I'm hoping to find a Tivo Stream on ebay, but wondering if/how well Tivo Stream works if everything is connected over wifi. I would like to use it to download shows from my Roamio or my Premiere XL to later watch on my Android tablet (in airplane mode)

Also, is there a way to speed up the transcoding process by having the stream hard-wired to my tivo somehow, so then the only part going over wifi would be the download process to my tablet.


----------



## krkaufman (Nov 25, 2003)

bars&tone said:


> Also, is there a way to speed up the transcoding process by having the stream hard-wired to my tivo somehow, so then the only part going over wifi would be the download process to my tablet.


Yes, I was going to suggest connecting both the Roamio and Stream via Ethernet to the LAN ports of a wireless bridge (e.g. Linksys WUMC710), but that doesn't help with content stored on the Premiere. The Stream would stream the content from the Roamio via Ethernet, transcode, then the transcoded content would stream or transfer via the wireless bridge.
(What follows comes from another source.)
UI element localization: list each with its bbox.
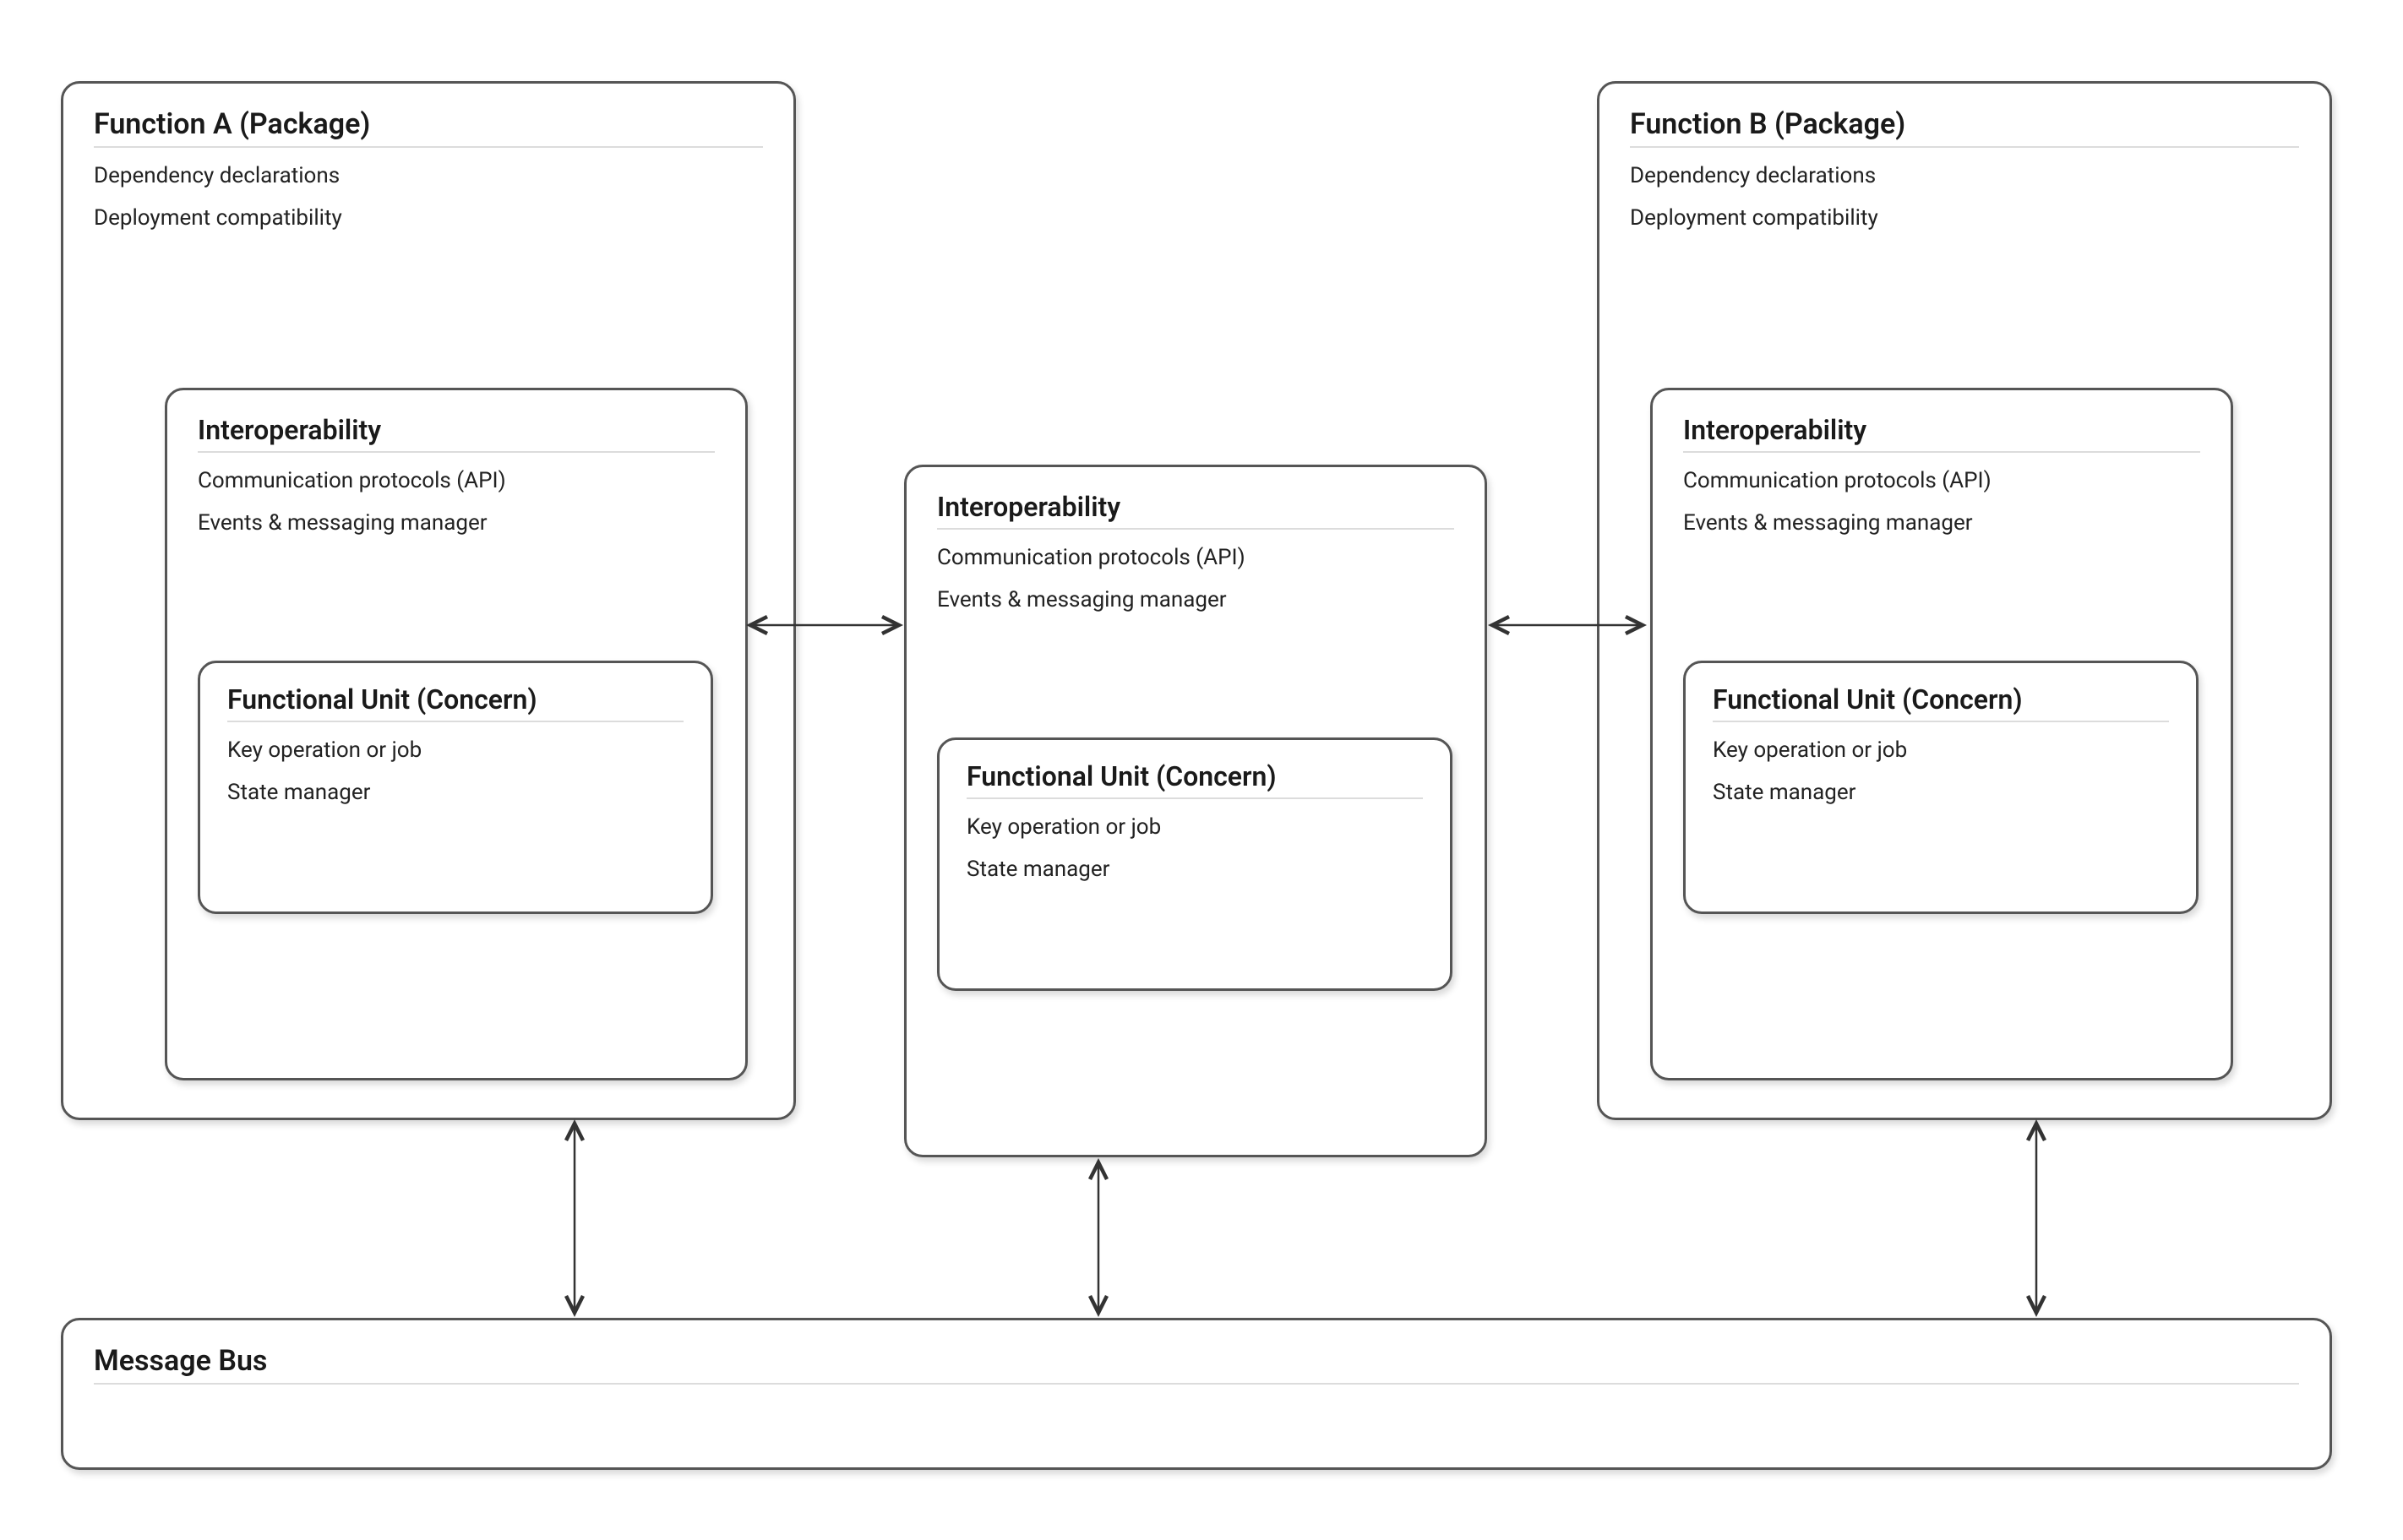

By the way, why must everything be wireless? No Ethernet *or* coax available between rooms?


----------



## bars&tone (Mar 25, 2018)

thanks for your reply!
yeah, it's an older house, so no ethernet between rooms. we have coax in some rooms, although it wasn't set up very well (lots of splitters). Glad you mentioned it though, going to look into MoCA options.


----------



## krkaufman (Nov 25, 2003)

bars&tone said:


> thanks for your reply!
> yeah, it's an older house, so no ethernet between rooms. we have coax in some rooms, although it wasn't set up very well (lots of splitters). Glad you mentioned it though, going to look into MoCA options.


If you can get 'em all on coax/MoCA, that's best; but in line with what you were thinking Re: the Stream, if you can at least get all the TiVo gear connected to each other via Ethenret and/or MoCA, then a wireless or Powerline bridge from this isolated wired segment back to your router is a good workaround, since all the heavy lifting would be isolated to the wired segment.


----------